On 2 July 1828 the Reverend Henry Williams received a visit from Wai:

This morning 'Wai' a chief from Whangai came and wanted a hatchet. He told me that last night a messenger arrived from Rewa, to say that all the Napui [Ngāpuhi] were to assemble and go against the Popoto, a tribe at Hokianga, on account of the sacrilege committed upon the remains of Warehumu [Te Whareumu]. I fear there is some truth in this report, and apprehend serious consequences. The Wesleyan Missionary station will be in the neighbourhood of the scene of action. [1] 

Although in this case a major conflict was averted, Wai was present during a number of significant taua of the 1830s. In 1832 Williams recorded that Wai’s taua passed him as he journeyed to Tauranga, and in early 1833 Wai led a second expedition to Tauranga alongside Tītore.

Another journal entry by Williams notes that in August 1834 he met with Wai to seek permission to build a chapel at Kororāreka. By this time Wai had land at both Te Waimate and Kororāreka. 'Mr. Baker and I went to Kororarika [sic] to see the Chiefs relative to the erection of a Chapel,' wrote Williams. 'Saw Titore, Tareha, Wai, &c, &c; all very civil.' Wai was said to have been willing to hear more, and 'spoke of great change generally.' [2]
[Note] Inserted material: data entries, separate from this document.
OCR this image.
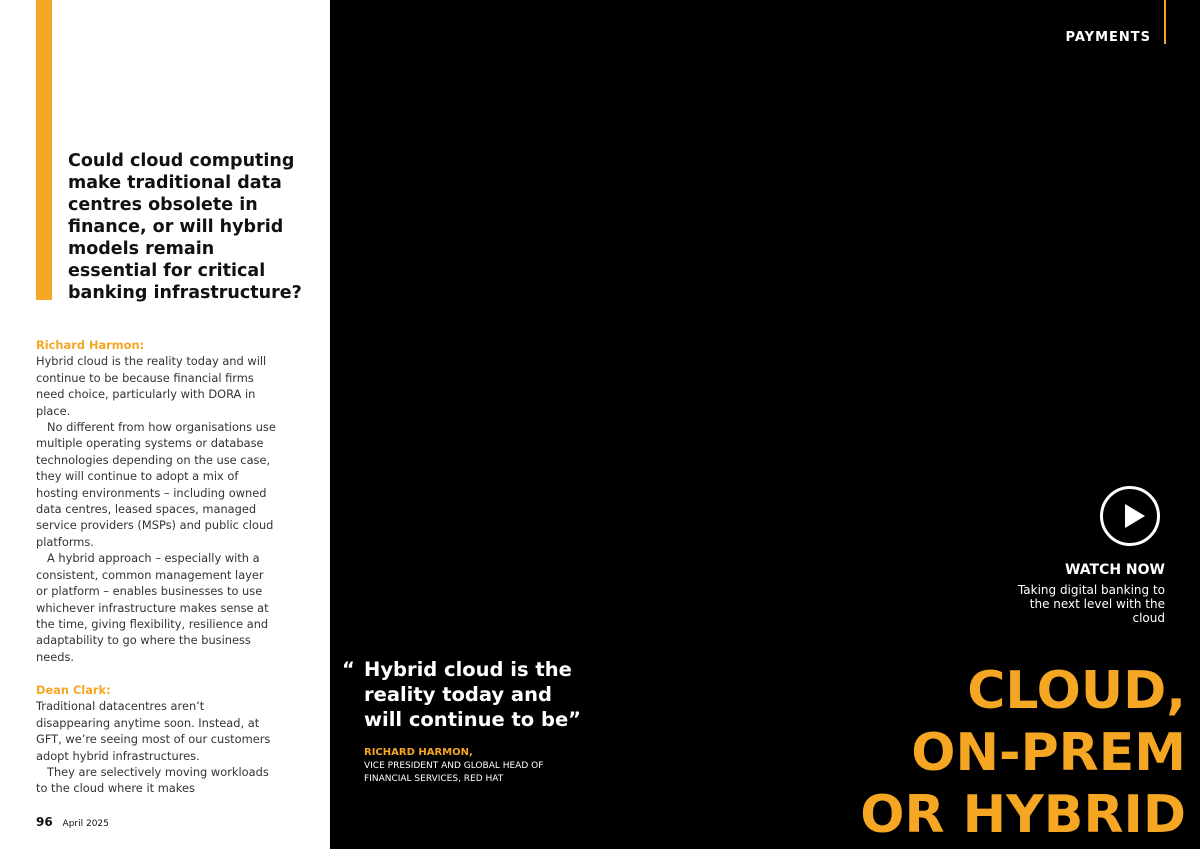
Could cloud computing make traditional data centres obsolete in finance, or will hybrid models remain essential for critical banking infrastructure?

Richard Harmon:

Hybrid cloud is the reality today and will continue to be because financial firms need choice, particularly with DORA in place.

No different from how organisations use multiple operating systems or database technologies depending on the use case, they will continue to adopt a mix of hosting environments – including owned data centres, leased spaces, managed service providers (MSPs) and public cloud platforms.

A hybrid approach – especially with a consistent, common management layer or platform – enables businesses to use whichever infrastructure makes sense at the time, giving flexibility, resilience and adaptability to go where the business needs.

Dean Clark:

Traditional datacentres aren’t disappearing anytime soon. Instead, at GFT, we’re seeing most of our customers adopt hybrid infrastructures.

They are selectively moving workloads to the cloud where it makes

96 April 2025
PAYMENTS
WATCH NOW
Taking digital banking to the next level with the cloud
“ Hybrid cloud is the reality today and will continue to be”
RICHARD HARMON,
VICE PRESIDENT AND GLOBAL HEAD OF FINANCIAL SERVICES, RED HAT
CLOUD,
ON-PREM
OR HYBRID
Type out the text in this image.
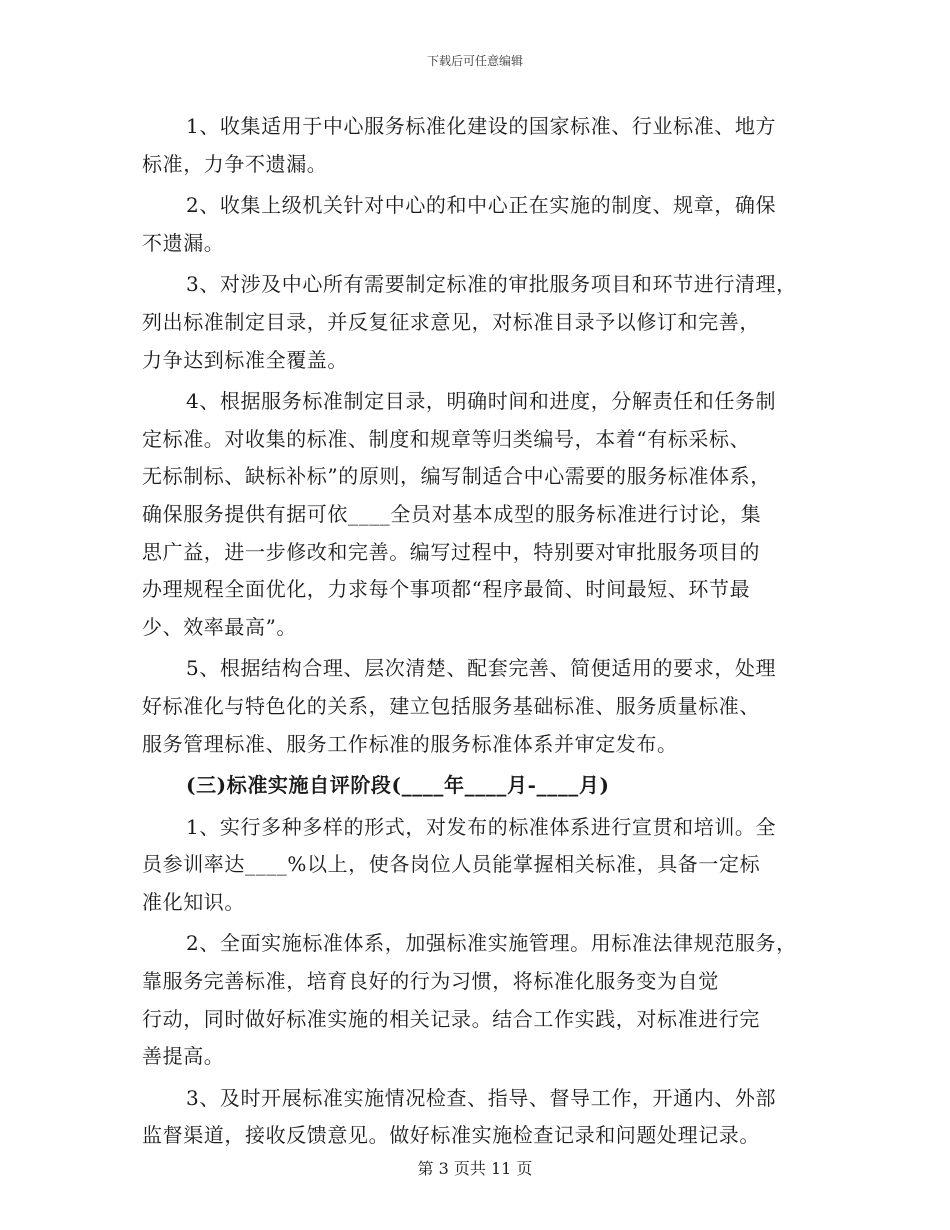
下载后可任意编辑
1、收集适用于中心服务标准化建设的国家标准、行业标准、地方
标准，力争不遗漏。
2、收集上级机关针对中心的和中心正在实施的制度、规章，确保
不遗漏。
3、对涉及中心所有需要制定标准的审批服务项目和环节进行清理，
列出标准制定目录，并反复征求意见，对标准目录予以修订和完善，
力争达到标准全覆盖。
4、根据服务标准制定目录，明确时间和进度，分解责任和任务制
定标准。对收集的标准、制度和规章等归类编号，本着“有标采标、
无标制标、缺标补标”的原则，编写制适合中心需要的服务标准体系，
确保服务提供有据可依____全员对基本成型的服务标准进行讨论，集
思广益，进一步修改和完善。编写过程中，特别要对审批服务项目的
办理规程全面优化，力求每个事项都“程序最简、时间最短、环节最
少、效率最高”。
5、根据结构合理、层次清楚、配套完善、简便适用的要求，处理
好标准化与特色化的关系，建立包括服务基础标准、服务质量标准、
服务管理标准、服务工作标准的服务标准体系并审定发布。
(三)标准实施自评阶段(____年____月-____月)
1、实行多种多样的形式，对发布的标准体系进行宣贯和培训。全
员参训率达____%以上，使各岗位人员能掌握相关标准，具备一定标
准化知识。
2、全面实施标准体系，加强标准实施管理。用标准法律规范服务，
靠服务完善标准，培育良好的行为习惯，将标准化服务变为自觉
行动，同时做好标准实施的相关记录。结合工作实践，对标准进行完
善提高。
3、及时开展标准实施情况检查、指导、督导工作，开通内、外部
监督渠道，接收反馈意见。做好标准实施检查记录和问题处理记录。
第 3 页共 11 页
Wai signed He Whakaputanga on 28 October 1835 with his Ngāi Tawake allies Tītore, Moka, Te Wharerahi and Rewa. However, he refused to sign Te Tiriti o Waitangi, and during the hui of 5 February 1840 spoke these famous words to William Hobson:

To thee, O Governor! this. Will you remedy the selling, the exchanging, the cheating, the lying, the stealing of the whites? O Governor! yesterday I was cursed by a white man. Is that straight? The white gives us Natives a pound for a pig; but he gives a white four pounds for such a pig. Is that straight? The white gives us a shilling for a basket of potatoes; but to a white he gives four shillings for a basket like that one of ours. Is that straight? No, no; they will not listen to thee: so go back, go back. If they would listen and obey, ah! yes, good that; but have they ever listened to [James] Busby? And will they listen to thee, a stranger, a man of yesterday? Sit, indeed! what for? Wilt thou make dealing straight? [3] 

It is said that for many years after Wai was still firmly opposed to the Treaty.

[1] Lawrence M. Rogers (ed.), The Early Journals of Henry Williams, Senior Missionary in New Zealand of the Church Missionary Society, 1826–40, Pegasus Press, Christchurch, 1961, p.96.

[2] Ibid.

[3] William Colenso, The Authentic and Genuine History of the Signing of the Treaty of Waitangi, New Zealand, February 5 and 6, 1840: Being a Faithful and Circumstantial, Though Brief, Narration of Events Which Happened on That Memorable Occasion: With Copies of the Treaty in English and Maori and of the Three Early Proclamations Respecting the Founding of the Colony, George Didsbury, Government Printer, Wellington, 1890, pp.22-23.